Following the re-election of Barack Obama to another 4 year term to the Presidency, pundits, politicos, and journalists have been pouring over information and gathering intel from the Obama campaign to learn how they won and what went in to their historic win over Mitt Romney. I say historic because no president has won re-election where unemployment was above %7. One such organization, Engage DC has released their 93 page report.
The staff at Engage researched, infiltrated, and interviewed news articles and online resources, the Rootscamp Unconference last month (How is the organizing going for our side?), and key individuals in the actual campaign. If there was ever a time to read something this would be it. You should head on over to their website to download your copy too.
I won’t regurgitate everything in this post. I don’t want to spoil the fun in your quest to see beyond the typical “smoke and mirrors”. Actually from the reading of it there was no smoke and no mirrors to this campaign, only lots of innovation going on in a political campaign.
The chief message that this report sends is the Obama campaign made digital a much bigger priority in their organization and they didn’t hire a typical campaign staff type of person. Many of the people at the top had no campaign experience at all. They came from Internet startups, research firms, and science firms. I reckon that their outside the usual campaign experience helped bring a whole new perspective to the organization. By contrast, the Romney team hired campaign insiders to manage data and targeting for their campaign. They also doubled the number of digital staff in 2012, 200 from around 100 in 2008. Their analytics staff had 50 while Romney’s had less that 8.
They used Analytics in a holistic way. They used the technique for not only standard campaign issues, but for logistics and the allocation of resources. Most astounding was the fact that the team ran 66,000 simulations of the election each day to test possible outcomes of the election. That’s one heck of a War Room scenario. These tests allowed them to come within .2% of the actual Ohio win, .4% of Florida’s and 1% in Colorado. The Romney campaign I don’t think had tested in this way at all during the campaign. For instance the model the team predicted the Hamilton County OH (Cincinnati) early vote to be 57.68%. It came out to actually be 57.16%.
Their social media analytics were so well developed that they affiliated 50,000 twitter accounts. Amusingly, the mentions of @BarackObama were not reliable because most mentions of @BarackObama were from critical conservatives. At least the Twittersphere was being heard!
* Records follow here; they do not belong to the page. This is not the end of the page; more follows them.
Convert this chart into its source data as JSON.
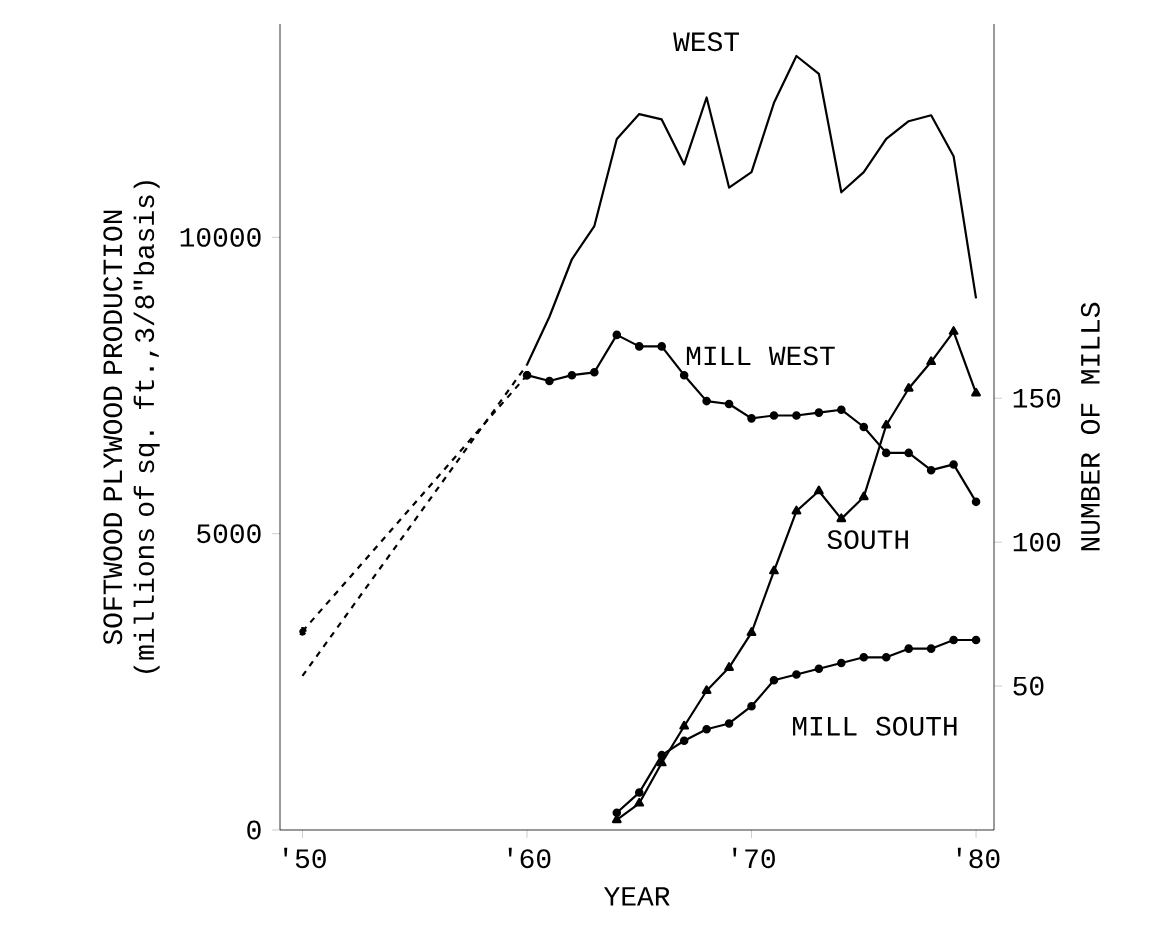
{
  "chart_data": {
    "type": "line",
    "xlabel": "YEAR",
    "ylabel": "SOFTWOOD PLYWOOD PRODUCTION (millions of sq. ft.,3/8\"basis)",
    "y2label": "NUMBER OF MILLS",
    "xlim": [
      1949,
      1980.8
    ],
    "xticks": [
      {
        "value": 1950,
        "label": "'50"
      },
      {
        "value": 1960,
        "label": "'60"
      },
      {
        "value": 1970,
        "label": "'70"
      },
      {
        "value": 1980,
        "label": "'80"
      }
    ],
    "ylim": [
      0,
      13600
    ],
    "yticks": [
      0,
      5000,
      10000
    ],
    "y2lim": [
      0,
      280
    ],
    "y2ticks": [
      50,
      100,
      150
    ],
    "series": [
      {
        "name": "WEST",
        "color": "#000000",
        "marker": "none",
        "line_style": "solid",
        "x": [
          1960,
          1961,
          1962,
          1963,
          1964,
          1965,
          1966,
          1967,
          1968,
          1969,
          1970,
          1971,
          1972,
          1973,
          1974,
          1975,
          1976,
          1977,
          1978,
          1979,
          1980
        ],
        "values": [
          7850,
          8660,
          9630,
          10190,
          11660,
          12080,
          11990,
          11230,
          12360,
          10840,
          11100,
          12270,
          13060,
          12760,
          10760,
          11100,
          11660,
          11960,
          12060,
          11370,
          8970
        ]
      },
      {
        "name": "MILL WEST",
        "color": "#000000",
        "marker": "circle",
        "line_style": "solid",
        "axis": "y2",
        "x": [
          1960,
          1961,
          1962,
          1963,
          1964,
          1965,
          1966,
          1967,
          1968,
          1969,
          1970,
          1971,
          1972,
          1973,
          1974,
          1975,
          1976,
          1977,
          1978,
          1979,
          1980
        ],
        "values": [
          158,
          156,
          158,
          159,
          172,
          168,
          168,
          158,
          149,
          148,
          143,
          144,
          144,
          145,
          146,
          140,
          131,
          131,
          125,
          127,
          114
        ]
      },
      {
        "name": "SOUTH",
        "color": "#000000",
        "marker": "triangle",
        "line_style": "solid",
        "x": [
          1964,
          1965,
          1966,
          1967,
          1968,
          1969,
          1970,
          1971,
          1972,
          1973,
          1974,
          1975,
          1976,
          1977,
          1978,
          1979,
          1980
        ],
        "values": [
          170,
          450,
          1130,
          1750,
          2350,
          2740,
          3330,
          4370,
          5380,
          5720,
          5250,
          5620,
          6830,
          7450,
          7900,
          8410,
          7370
        ]
      },
      {
        "name": "MILL SOUTH",
        "color": "#000000",
        "marker": "circle",
        "line_style": "solid",
        "axis": "y2",
        "x": [
          1964,
          1965,
          1966,
          1967,
          1968,
          1969,
          1970,
          1971,
          1972,
          1973,
          1974,
          1975,
          1976,
          1977,
          1978,
          1979,
          1980
        ],
        "values": [
          6,
          13,
          26,
          31,
          35,
          37,
          43,
          52,
          54,
          56,
          58,
          60,
          60,
          63,
          63,
          66,
          66
        ]
      },
      {
        "color": "#000000",
        "marker": "none",
        "line_style": "dashed",
        "x": [
          1950,
          1960
        ],
        "values": [
          2600,
          7850
        ]
      },
      {
        "color": "#000000",
        "marker": "circle",
        "line_style": "dashed",
        "axis": "y2",
        "x": [
          1950,
          1960
        ],
        "values": [
          69,
          158
        ]
      }
    ]
  }
}
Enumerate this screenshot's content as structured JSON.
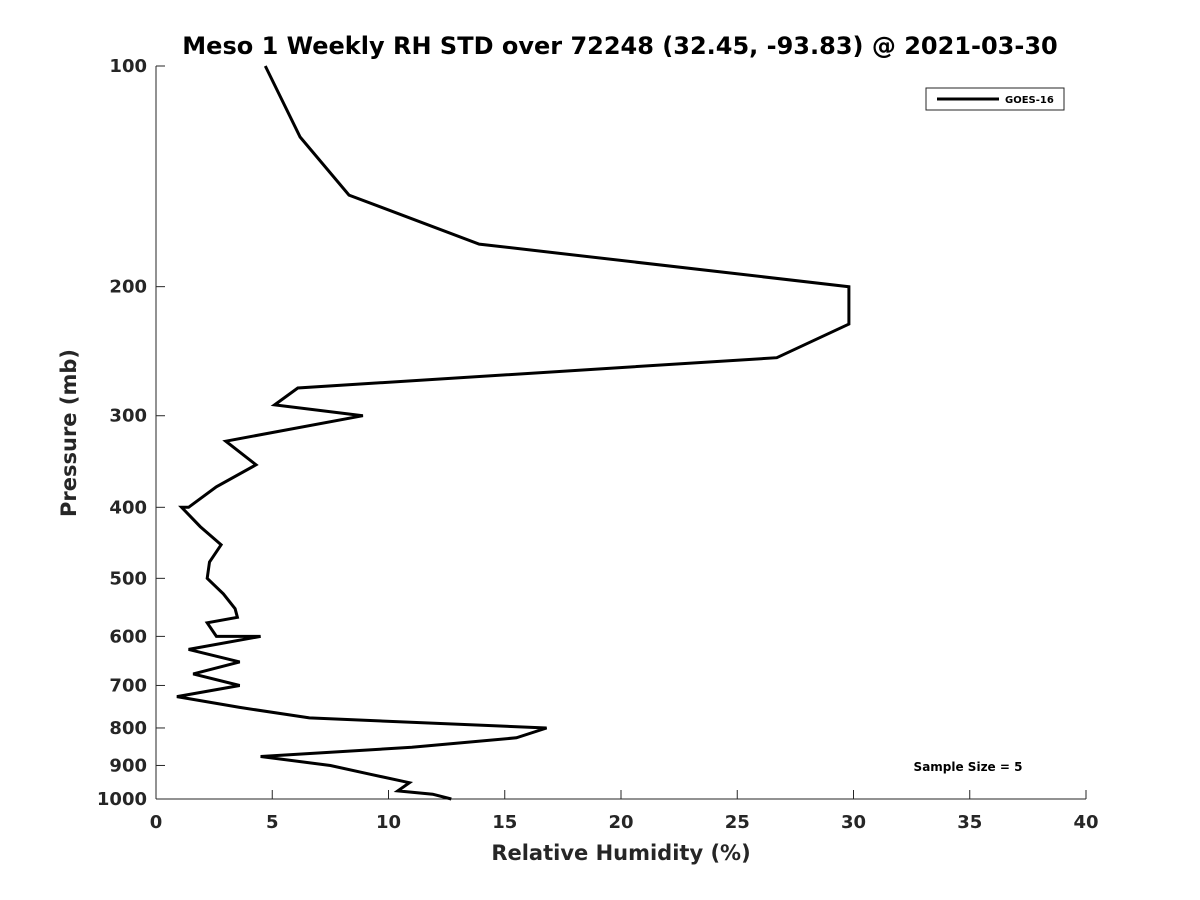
{
  "chart_data": {
    "type": "line",
    "title": "Meso 1 Weekly RH STD over 72248 (32.45, -93.83) @ 2021-03-30",
    "xlabel": "Relative Humidity (%)",
    "ylabel": "Pressure (mb)",
    "xlim": [
      0,
      40
    ],
    "ylim": [
      100,
      1000
    ],
    "y_scale": "log",
    "y_reversed": true,
    "x_ticks": [
      0,
      5,
      10,
      15,
      20,
      25,
      30,
      35,
      40
    ],
    "y_ticks": [
      100,
      200,
      300,
      400,
      500,
      600,
      700,
      800,
      900,
      1000
    ],
    "grid": false,
    "legend_position": "top-right",
    "annotation": "Sample Size = 5",
    "series": [
      {
        "name": "GOES-16",
        "color": "#000000",
        "points": [
          [
            4.7,
            100
          ],
          [
            6.2,
            125
          ],
          [
            8.3,
            150
          ],
          [
            13.9,
            175
          ],
          [
            29.8,
            200
          ],
          [
            29.8,
            225
          ],
          [
            26.7,
            250
          ],
          [
            6.1,
            275
          ],
          [
            5.1,
            290
          ],
          [
            8.9,
            300
          ],
          [
            3.0,
            325
          ],
          [
            4.3,
            350
          ],
          [
            2.6,
            375
          ],
          [
            1.4,
            400
          ],
          [
            1.1,
            400
          ],
          [
            1.9,
            425
          ],
          [
            2.8,
            450
          ],
          [
            2.3,
            475
          ],
          [
            2.2,
            500
          ],
          [
            2.9,
            525
          ],
          [
            3.4,
            550
          ],
          [
            3.5,
            565
          ],
          [
            2.2,
            575
          ],
          [
            2.6,
            600
          ],
          [
            4.5,
            600
          ],
          [
            1.4,
            625
          ],
          [
            3.6,
            650
          ],
          [
            1.6,
            675
          ],
          [
            3.6,
            700
          ],
          [
            0.9,
            725
          ],
          [
            3.6,
            750
          ],
          [
            6.6,
            775
          ],
          [
            16.8,
            800
          ],
          [
            15.5,
            825
          ],
          [
            11.0,
            850
          ],
          [
            4.5,
            875
          ],
          [
            7.5,
            900
          ],
          [
            9.2,
            925
          ],
          [
            10.9,
            950
          ],
          [
            10.4,
            975
          ],
          [
            11.9,
            985
          ],
          [
            12.7,
            1000
          ]
        ]
      }
    ]
  }
}
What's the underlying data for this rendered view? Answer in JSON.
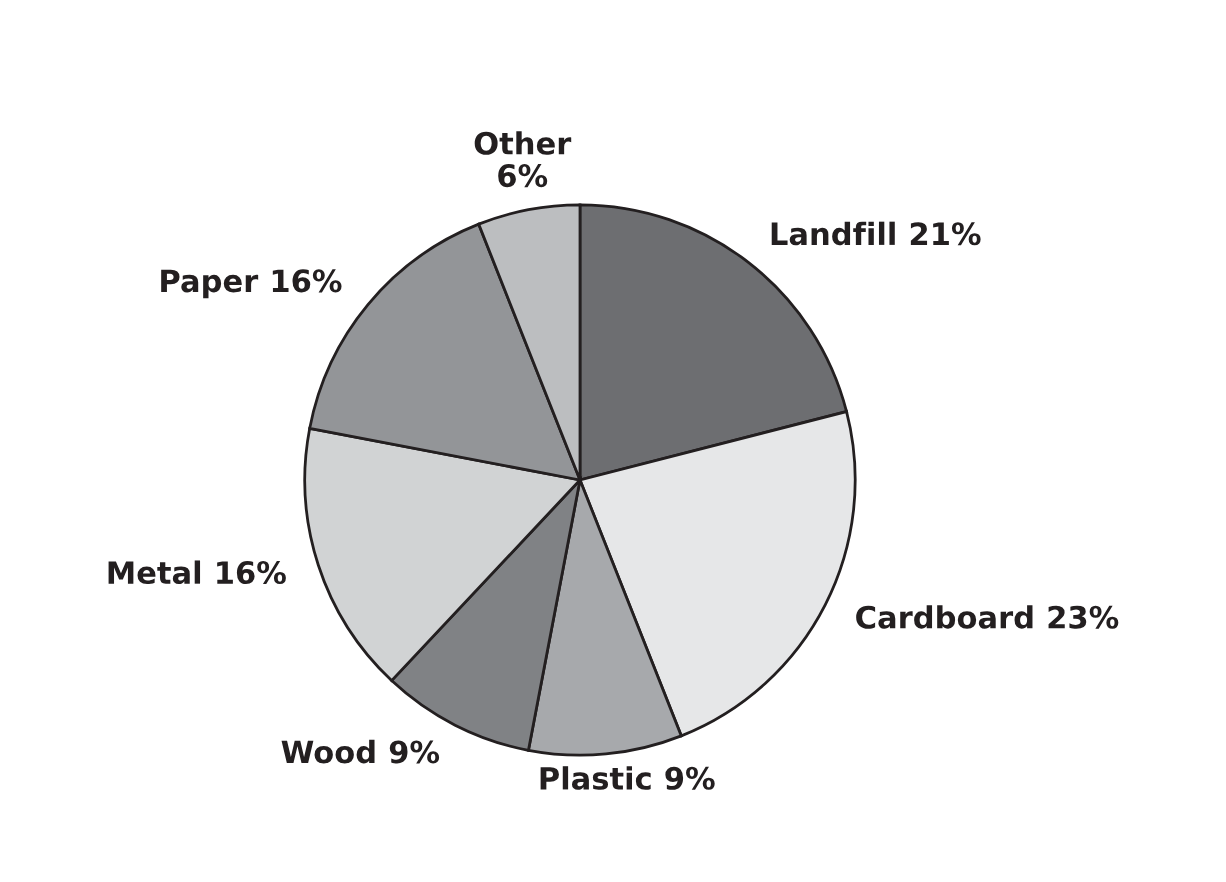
{
  "chart_data": {
    "type": "pie",
    "categories": [
      "Landfill",
      "Cardboard",
      "Plastic",
      "Wood",
      "Metal",
      "Paper",
      "Other"
    ],
    "values": [
      21,
      23,
      9,
      9,
      16,
      16,
      6
    ],
    "colors": [
      "#6d6e71",
      "#e6e7e8",
      "#a7a9ac",
      "#808285",
      "#d1d3d4",
      "#939598",
      "#bcbec0"
    ],
    "value_labels": [
      "21%",
      "23%",
      "9%",
      "9%",
      "16%",
      "16%",
      "6%"
    ]
  }
}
Obama’s campaign already has some good material on their email campaigns, but in 2012 they were heading into a challenge, to be the first campaign to raise 1 Billion dollars in campaign. To make that goal they tested everything, subject lines, copy, design of the emails, everything. The way articles read, they tested non-stop. The top story in the email marketing campaign was that they raised 2.5 million dollars from one single email. The subject line was “I will be outspent”. From Engage DC’s report the take home is that you need to send a lot more email, test everything, and make people think they were going to lose.
On the online side they retooled their fundraising approaches. First they created a “Quick Donate” feature. You could easily donate anytime from your phone, through email, or the web. and they even developed a browser extension so that you could give the campaign five bucks anytime you felt the urge to give Barack some cash. They redesigned their website from a “control” aspect to a “sequential” aspect. In other words, the control is the form all in one page, you know name address, etc, amount, credit card info, employer, all in one place. By contrast, the sequential method led you through a series of tasks. They made it quicker. They saw a 5% increase in donations when they made the user experience faster.
Republican campaigns have “Super Saturdays” where they try to call as many people as possible and get as many doors knocked as possible. In the Obama campaign they held disaster days where they would continually test scenarios where data centers would go down or things would go hay wire at a moments notice. This ensured that the organization could still function in a trying time.
There were lots of development of new tools and platforms. The biggest two was the Dashboard Web App, and Narwahl. The Dashboard app was the campaigns defacto campaign office. Anyone with a cell phone and a computer could make calls, collect data, and be part of the campaign. Narwahl was the tool the campaign used to get out the vote.
Most impressive though with all the bells and whistles I am still amazed by the Obama campaign’s simple, effective design of their website. Using pictures and text Obama’s campaign site almost made you do what it wanted you to do. Read this text, Give this money, tweet this, share that, Like this. It was all very effective.
Patrick Ruffini and the team at EngageDC deserve a lot of credit today. They went above and beyond to infiltrate and straight up ask campaign staff how they did what they did. This report is what I would consider a clarion call and shift in the way campaigns are run and how campaigns now should approach what they do. With the advent of Big Data techniques Campaigns are going to look different, feel different, and behave differently. Conservatives face a challenge in looking at how the Obama campaign ran and making some of the aspects of his campaign into account when developing ours.